Two worrisome signs are a flight of private money from the dollar and negative real interest rates. Private investors are starting to move their money to China and other countries with currencies they expect to appreciate. As a result China’s foreign exchange reserves have increased rapidly while its trade surplus has begun to shrink. For real rates, compare the nominal return on short-term Treasury bills (less than 1.5%) with the rise in the consumer price index over the last year (5%). Someone sitting on cash in the form of T bills is seeing his wealth shrink (and this is before income tax is subtracted). Neither U.S. savers nor foreign central banks are willing to undertake this sacrifice forever.

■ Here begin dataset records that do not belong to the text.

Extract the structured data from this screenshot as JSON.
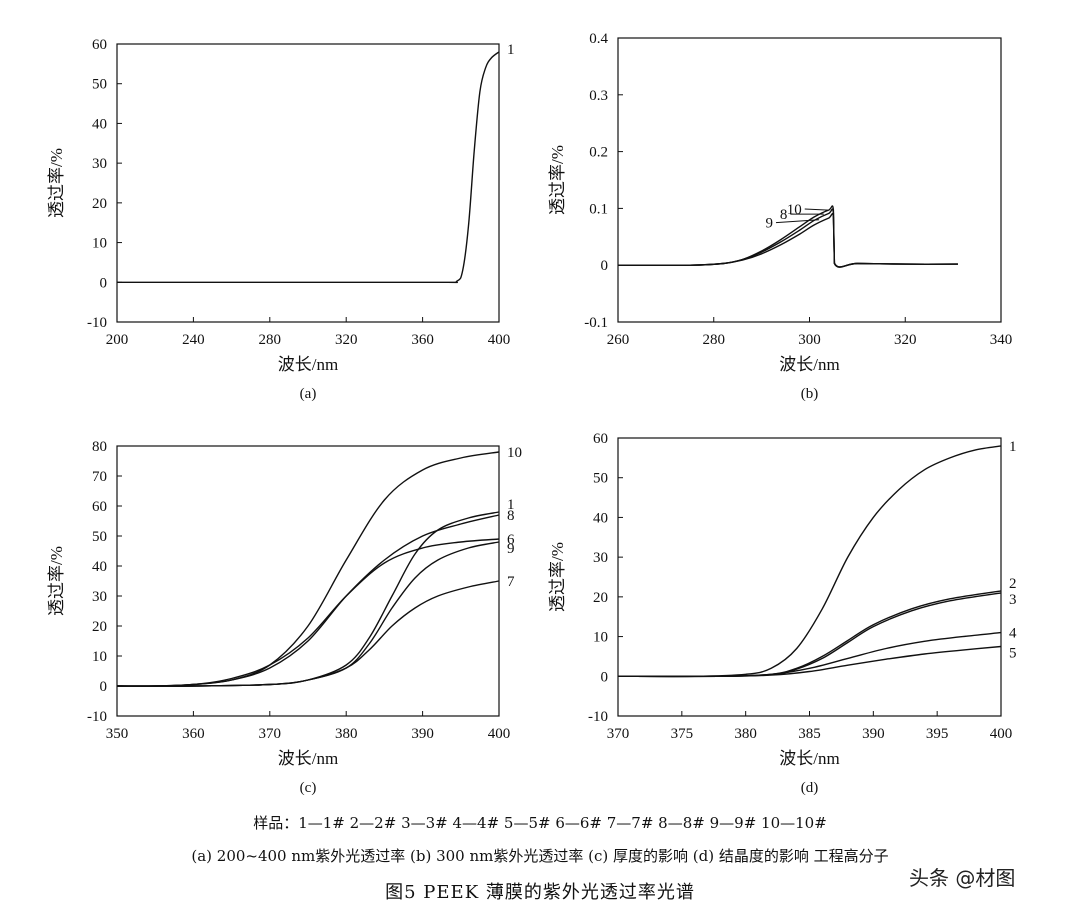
{
  "chart_data": [
    {
      "id": "a",
      "type": "line",
      "subtitle": "(a)",
      "xlabel": "波长/nm",
      "ylabel": "透过率/%",
      "xlim": [
        200,
        400
      ],
      "ylim": [
        -10,
        60
      ],
      "xticks": [
        200,
        240,
        280,
        320,
        360,
        400
      ],
      "yticks": [
        -10,
        0,
        10,
        20,
        30,
        40,
        50,
        60
      ],
      "series": [
        {
          "name": "1",
          "x": [
            200,
            300,
            370,
            378,
            381,
            384,
            387,
            390,
            393,
            396,
            400
          ],
          "y": [
            0,
            0,
            0,
            0.3,
            3,
            14,
            33,
            48,
            54,
            56.5,
            58
          ]
        }
      ]
    },
    {
      "id": "b",
      "type": "line",
      "subtitle": "(b)",
      "xlabel": "波长/nm",
      "ylabel": "透过率/%",
      "xlim": [
        260,
        340
      ],
      "ylim": [
        -0.1,
        0.4
      ],
      "xticks": [
        260,
        280,
        300,
        320,
        340
      ],
      "yticks": [
        -0.1,
        0,
        0.1,
        0.2,
        0.3,
        0.4
      ],
      "series": [
        {
          "name": "10",
          "x": [
            260,
            275,
            282,
            286,
            290,
            294,
            298,
            301,
            304,
            305,
            305.2,
            310,
            320,
            331
          ],
          "y": [
            0,
            0,
            0.003,
            0.01,
            0.025,
            0.045,
            0.068,
            0.085,
            0.097,
            0.097,
            0.004,
            0.003,
            0.002,
            0.002
          ]
        },
        {
          "name": "8",
          "x": [
            260,
            275,
            282,
            286,
            290,
            294,
            298,
            301,
            304,
            305,
            305.2,
            310,
            320,
            331
          ],
          "y": [
            0,
            0,
            0.003,
            0.01,
            0.023,
            0.041,
            0.062,
            0.079,
            0.091,
            0.092,
            0.003,
            0.003,
            0.002,
            0.002
          ]
        },
        {
          "name": "9",
          "x": [
            260,
            275,
            282,
            286,
            290,
            294,
            298,
            301,
            304,
            305,
            305.2,
            310,
            320,
            331
          ],
          "y": [
            0,
            0,
            0.003,
            0.009,
            0.02,
            0.036,
            0.055,
            0.071,
            0.083,
            0.085,
            0.003,
            0.003,
            0.002,
            0.002
          ]
        }
      ],
      "leaders": [
        {
          "label": "10",
          "x": 304,
          "y": 0.097,
          "lx": 299,
          "ly": 0.099
        },
        {
          "label": "8",
          "x": 303,
          "y": 0.09,
          "lx": 296,
          "ly": 0.09
        },
        {
          "label": "9",
          "x": 302,
          "y": 0.08,
          "lx": 293,
          "ly": 0.075
        }
      ]
    },
    {
      "id": "c",
      "type": "line",
      "subtitle": "(c)",
      "xlabel": "波长/nm",
      "ylabel": "透过率/%",
      "xlim": [
        350,
        400
      ],
      "ylim": [
        -10,
        80
      ],
      "xticks": [
        350,
        360,
        370,
        380,
        390,
        400
      ],
      "yticks": [
        -10,
        0,
        10,
        20,
        30,
        40,
        50,
        60,
        70,
        80
      ],
      "series": [
        {
          "name": "10",
          "x": [
            350,
            355,
            360,
            365,
            370,
            375,
            380,
            385,
            390,
            395,
            400
          ],
          "y": [
            0,
            0,
            0.5,
            2,
            7,
            20,
            42,
            62,
            72,
            76,
            78
          ]
        },
        {
          "name": "1",
          "x": [
            350,
            360,
            370,
            375,
            380,
            383,
            386,
            389,
            392,
            396,
            400
          ],
          "y": [
            0,
            0,
            0.5,
            2,
            7,
            16,
            30,
            44,
            52,
            56,
            58
          ]
        },
        {
          "name": "8",
          "x": [
            350,
            355,
            360,
            365,
            370,
            375,
            380,
            385,
            390,
            395,
            400
          ],
          "y": [
            0,
            0,
            0.5,
            2,
            6,
            15,
            30,
            42,
            50,
            54,
            57
          ]
        },
        {
          "name": "6",
          "x": [
            350,
            355,
            360,
            365,
            370,
            375,
            380,
            385,
            390,
            395,
            400
          ],
          "y": [
            0,
            0,
            0.5,
            2.5,
            7,
            16,
            30,
            41,
            46,
            48,
            49
          ]
        },
        {
          "name": "9",
          "x": [
            350,
            360,
            370,
            375,
            380,
            383,
            386,
            389,
            392,
            396,
            400
          ],
          "y": [
            0,
            0,
            0.5,
            2,
            6,
            14,
            26,
            36,
            42,
            46,
            48
          ]
        },
        {
          "name": "7",
          "x": [
            350,
            360,
            370,
            375,
            380,
            383,
            386,
            389,
            392,
            396,
            400
          ],
          "y": [
            0,
            0,
            0.5,
            2,
            6,
            12,
            20,
            26,
            30,
            33,
            35
          ]
        }
      ],
      "end_labels": [
        "10",
        "1",
        "8",
        "6",
        "9",
        "7"
      ]
    },
    {
      "id": "d",
      "type": "line",
      "subtitle": "(d)",
      "xlabel": "波长/nm",
      "ylabel": "透过率/%",
      "xlim": [
        370,
        400
      ],
      "ylim": [
        -10,
        60
      ],
      "xticks": [
        370,
        375,
        380,
        385,
        390,
        395,
        400
      ],
      "yticks": [
        -10,
        0,
        10,
        20,
        30,
        40,
        50,
        60
      ],
      "series": [
        {
          "name": "1",
          "x": [
            370,
            376,
            380,
            382,
            384,
            386,
            388,
            390,
            392,
            394,
            396,
            398,
            400
          ],
          "y": [
            0,
            0,
            0.5,
            2,
            7,
            17,
            30,
            40,
            47,
            52,
            55,
            57,
            58
          ]
        },
        {
          "name": "2",
          "x": [
            370,
            378,
            382,
            384,
            386,
            388,
            390,
            393,
            396,
            400
          ],
          "y": [
            0,
            0,
            0.5,
            2,
            5,
            9,
            13,
            17,
            19.5,
            21.5
          ]
        },
        {
          "name": "3",
          "x": [
            370,
            378,
            382,
            384,
            386,
            388,
            390,
            393,
            396,
            400
          ],
          "y": [
            0,
            0,
            0.4,
            1.8,
            4.5,
            8.5,
            12.5,
            16.5,
            19,
            21
          ]
        },
        {
          "name": "4",
          "x": [
            370,
            378,
            382,
            385,
            388,
            391,
            394,
            397,
            400
          ],
          "y": [
            0,
            0,
            0.5,
            2,
            4.5,
            7,
            8.8,
            10,
            11
          ]
        },
        {
          "name": "5",
          "x": [
            370,
            378,
            382,
            385,
            388,
            391,
            394,
            397,
            400
          ],
          "y": [
            0,
            0,
            0.3,
            1.2,
            2.8,
            4.3,
            5.6,
            6.6,
            7.5
          ]
        }
      ],
      "end_labels": [
        "1",
        "2",
        "3",
        "4",
        "5"
      ]
    }
  ],
  "captions": {
    "legend": "样品：1—1# 2—2# 3—3# 4—4# 5—5# 6—6# 7—7# 8—8# 9—9# 10—10#",
    "subcaptions": "(a) 200~400 nm紫外光透过率 (b) 300 nm紫外光透过率 (c) 厚度的影响 (d) 结晶度的影响 工程高分子",
    "title": "图5   PEEK 薄膜的紫外光透过率光谱",
    "watermark": "头条 @材图"
  }
}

Asian countries and the Gulf states are sitting on huge piles of dollars from being net exporters, and their central banks have been gathering up those dollars to maintain their link to the greenback and to keep their own money from appreciating too fast against it. They invest most of those reserves in U.S. government bonds. Foreign central banks purchase roughly 80% of all the new debt issued by the U.S. government.
The Fed’s loose monetary policy and the resulting flight from the dollar have therefore paradoxically strengthened America’s credit standing, as the greenback’s weakness has induced foreign central banks to buy unwanted dollars and use them to purchase U.S. government bonds. This has drained new Treasurys from the market. Meanwhile, with the collapse of the housing bubble and the implosion of some hedge funds and special investment vehicles, private paper has gotten harder to use as collateral, so there has been a domestic flight to quality and Treasurys. All of which is why the prices of Treasurys remain elevated and their yields low.